Je trouve particulièrement difficile la question "Qu'est-ce que le féminisme ?" Je vais ici tenter d'y apporter une ébauche de réponse, et je suis prête à entendre la remarque sur l'absence de limpidité de ces propos. Sachez en tous cas que j'ai essayé, comme toujours, de formuler ma pensée au plus clair et au plus précis.
Si l'on essaie de définir le féminisme en quelques mots, on bute rapidement sur la multiplicité des discours et actions qui se sont réclamés de ce mouvement. La réponse "être convaincu qu'il est nécessaire d'améliorer la situation des femmes" ne me semble pas satisfaisante, ni même celle consistant à demander ou revendiquer que les femmes soient égales.
En effet, qu'est-ce qu'une meilleure situation ? Jusqu'à quel point l'action sera-t-elle nécessaire ? Et on veut que les femmes soient égales. J'exècre véritablement cette formule, pour son inanité logique et sa pauvreté lexicale, mais qui semble cependant imposer un certain consensus sur la scène publique. Je m'explique. Connaissez-vous la blague du corbeau ?

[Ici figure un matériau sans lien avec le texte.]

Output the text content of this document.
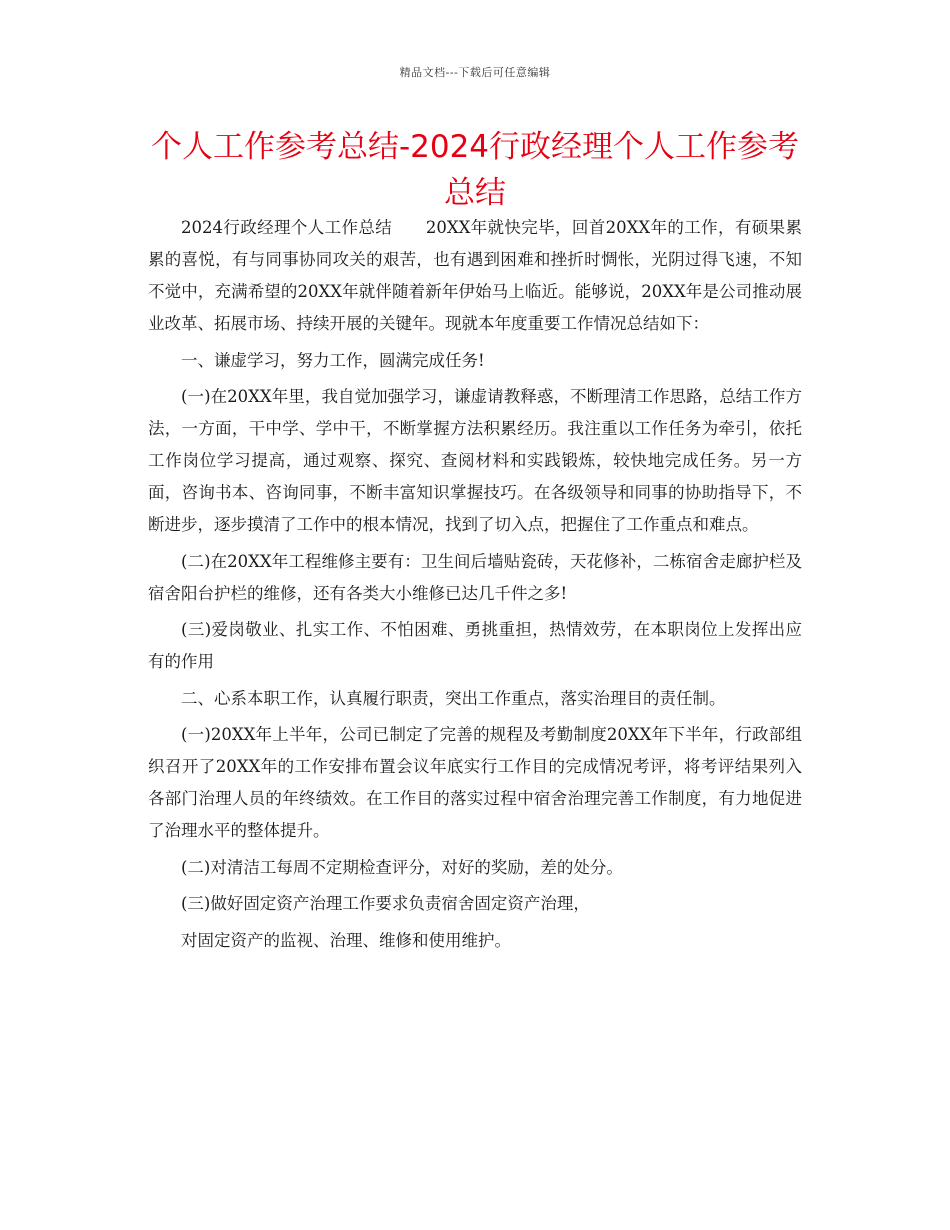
精品文档---下载后可任意编辑
个人工作参考总结-2024行政经理个人工作参考总结

2024行政经理个人工作总结　　20XX年就快完毕，回首20XX年的工作，有硕果累累的喜悦，有与同事协同攻关的艰苦，也有遇到困难和挫折时惆怅，光阴过得飞速，不知不觉中，充满希望的20XX年就伴随着新年伊始马上临近。能够说，20XX年是公司推动展业改革、拓展市场、持续开展的关键年。现就本年度重要工作情况总结如下：

一、谦虚学习，努力工作，圆满完成任务!

(一)在20XX年里，我自觉加强学习，谦虚请教释惑，不断理清工作思路，总结工作方法，一方面，干中学、学中干，不断掌握方法积累经历。我注重以工作任务为牵引，依托工作岗位学习提高，通过观察、探究、查阅材料和实践锻炼，较快地完成任务。另一方面，咨询书本、咨询同事，不断丰富知识掌握技巧。在各级领导和同事的协助指导下，不断进步，逐步摸清了工作中的根本情况，找到了切入点，把握住了工作重点和难点。

(二)在20XX年工程维修主要有：卫生间后墙贴瓷砖，天花修补，二栋宿舍走廊护栏及宿舍阳台护栏的维修，还有各类大小维修已达几千件之多!

(三)爱岗敬业、扎实工作、不怕困难、勇挑重担，热情效劳，在本职岗位上发挥出应有的作用

二、心系本职工作，认真履行职责，突出工作重点，落实治理目的责任制。

(一)20XX年上半年，公司已制定了完善的规程及考勤制度20XX年下半年，行政部组织召开了20XX年的工作安排布置会议年底实行工作目的完成情况考评，将考评结果列入各部门治理人员的年终绩效。在工作目的落实过程中宿舍治理完善工作制度，有力地促进了治理水平的整体提升。

(二)对清洁工每周不定期检查评分，对好的奖励，差的处分。

(三)做好固定资产治理工作要求负责宿舍固定资产治理，

对固定资产的监视、治理、维修和使用维护。
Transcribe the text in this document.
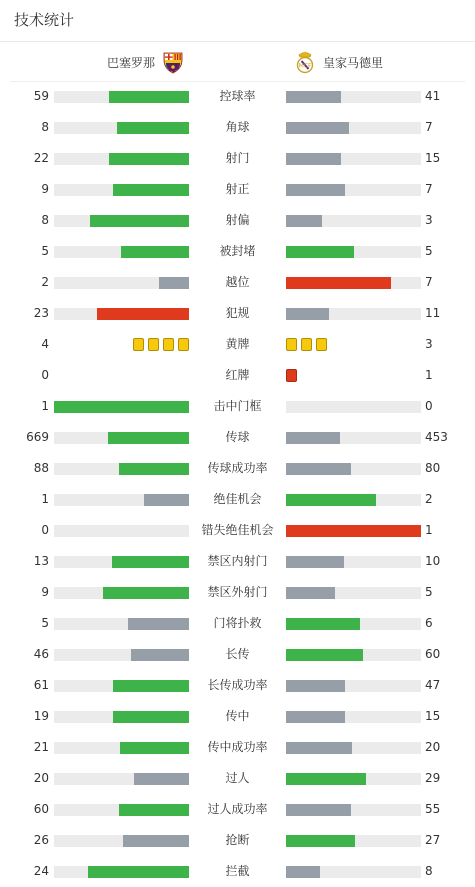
技术统计
巴塞罗那	MCF 皇家马德里
59	控球率	41
8	角球	7
22	射门	15
9	射正	7
8	射偏	3
5	被封堵	5
2	越位	7
23	犯规	11
4	黄牌	3
0	红牌	1
1	击中门框	0
669	传球	453
88	传球成功率	80
1	绝佳机会	2
0	错失绝佳机会	1
13	禁区内射门	10
9	禁区外射门	5
5	门将扑救	6
46	长传	60
61	长传成功率	47
19	传中	15
21	传中成功率	20
20	过人	29
60	过人成功率	55
26	抢断	27
24	拦截	8
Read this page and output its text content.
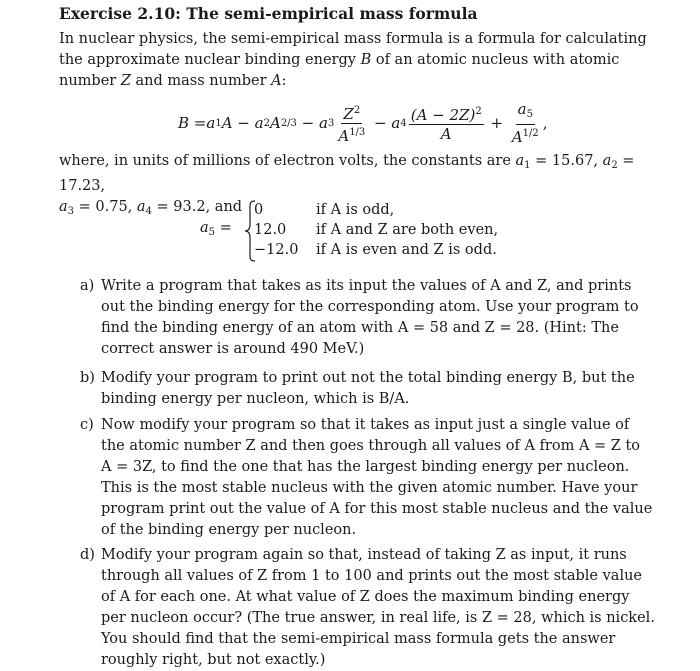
Exercise 2.10: The semi-empirical mass formula
In nuclear physics, the semi-empirical mass formula is a formula for calculating the approximate nuclear binding energy B of an atomic nucleus with atomic number Z and mass number A:
B = a 1 A − a 2 A 2/3 − a $3 \frac{Z^2}{A^{1/3}} - a$ $4 \frac{(A - 2Z)^2}{A} + \frac{a_5}{A^{1/2}}$ ,
where, in units of millions of electron volts, the constants are $a_1 = 15.67$, $a_2 = 17.23$,
$a_3 = 0.75$, $a_4 = 93.2$, and
$a_5$ =
0	if A is odd,
12.0 if A and Z are both even,
−12.0 if A is even and Z is odd.
a) Write a program that takes as its input the values of A and Z, and prints out the binding energy for the corresponding atom. Use your program to find the binding energy of an atom with A = 58 and Z = 28. (Hint: The correct answer is around 490 MeV.)
b) Modify your program to print out not the total binding energy B, but the binding energy per nucleon, which is B/A.
c) Now modify your program so that it takes as input just a single value of the atomic number Z and then goes through all values of A from A = Z to A = 3Z, to find the one that has the largest binding energy per nucleon. This is the most stable nucleus with the given atomic number. Have your program print out the value of A for this most stable nucleus and the value of the binding energy per nucleon.
d) Modify your program again so that, instead of taking Z as input, it runs through all values of Z from 1 to 100 and prints out the most stable value of A for each one. At what value of Z does the maximum binding energy per nucleon occur? (The true answer, in real life, is Z = 28, which is nickel. You should find that the semi-empirical mass formula gets the answer roughly right, but not exactly.)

Q : Quelle est la différence entre un corbeau ?
R : Ses pattes sont toutes pareilles, surtout la gauche.
Et voilà le problème avec l'égalité des femmes. L'égalité se constitue nécessairement avec un autre élément. Le sujet ne peut pas être égal seul.
Cette dernière observation me conduit à remarquer quelque chose que je trouve fondamental et qui est souvent ignoré du discours public : l'égalité entre les genres n'est pas le problème des femmes. Je m'exprime mieux : l'égalité n'est pas le problème exclusif des femmes.
Plusieurs arguments sont en faveur de cette thèse.
1. Tout d'abord, d'un point de vue logique, un groupe ne peut être égal dans l'absolu. Il pourra à la limite être égalitaire, mais cela renverra alors à la situation de ses membres en son sein. Les femmes ne peuvent être égales de manière abstraite.
2. Ensuite, et c'est la conséquence de l'argument précédent, une réflexion sur le genre et la société ne saurait exclure des membres eux aussi genrés de la réflexion, et de l'éventuelle transformation sociale qui s'ensuivra.
3. Il n'est par ailleurs pas souhaitable que les questions de relations entre hommes et femmes deviennent l'apanage exclusif des femmes : encore une source d'inégalité entre hommes et femmes, puisqu'il serait en quelques sortes attendues de ces-dernières qu'elles prennent en charge cet aspect de la vie sociale. Je ne vois pas comment cela fera avancer les choses.
Je pense que ce qui m'a rendue féministe - ou m'a fait réaliser que je l'étais - est la situation répétée où on restreint la vie sociale de l'individu à un prétendu déterminisme biologique, où on confond le statistique et le vécu. Par exemple, oui, statistiquement les hommes ont de meilleures performances en sprint sur 100 mètres que les femmes ; mais cela ne veut pas dire que dans toutes les situations que je rencontrerai, où et un homme et une femme courront un 100 mètres, que le premier sera plus rapide. Cette situation relève du vécu, de l'expérience. En vivant avec les œillères du genre, on se prive de la possibilité de l'expérience et du vécu.
Pour moi, le féminisme est la posture nécessairement critique consistant à analyser les faits sociaux et individuels à l'aune du prisme du genre. Autrement dit, il s'agit de, consciemment, utiliser le genre comme un outil ou critère d'analyse.
Finalement, je ne trouve pas que le mot "féministe" soit le meilleur, étymologiquement. Je comprends son origine historique, dans une société où la propriété était quasi exclusivement accaparée par les hommes, et où les femmes faisaient peut-être plus partie du patrimoine que des propriétaires. J'avais coutume de dire qu'en d'autres temps, j'ose espérer que j'aurais embrassé la cause masculiniste, si c'était les hommes qui avaient été exclus du champ du pouvoir et de la légitimité sociale. Mais en attendant de trouver un autre terme, je pense qu'il est fondamental d'associer le féminisme à l'humanisme, à la critique qui se centre sur l'individu et qui, d'une manière que l'on pourrait qualifier de désespérée, croit en l'humain. Et par croire en l'humain, je veux dire croire en son infini capacité à porter son regard et son esprit critique sur lui ou elle, que ce soit en tant qu'individu ou en tant que société.
Je ne tolère pas que l'on empêche une personne de se réaliser, d'expérimenter, au prétexte de son genre.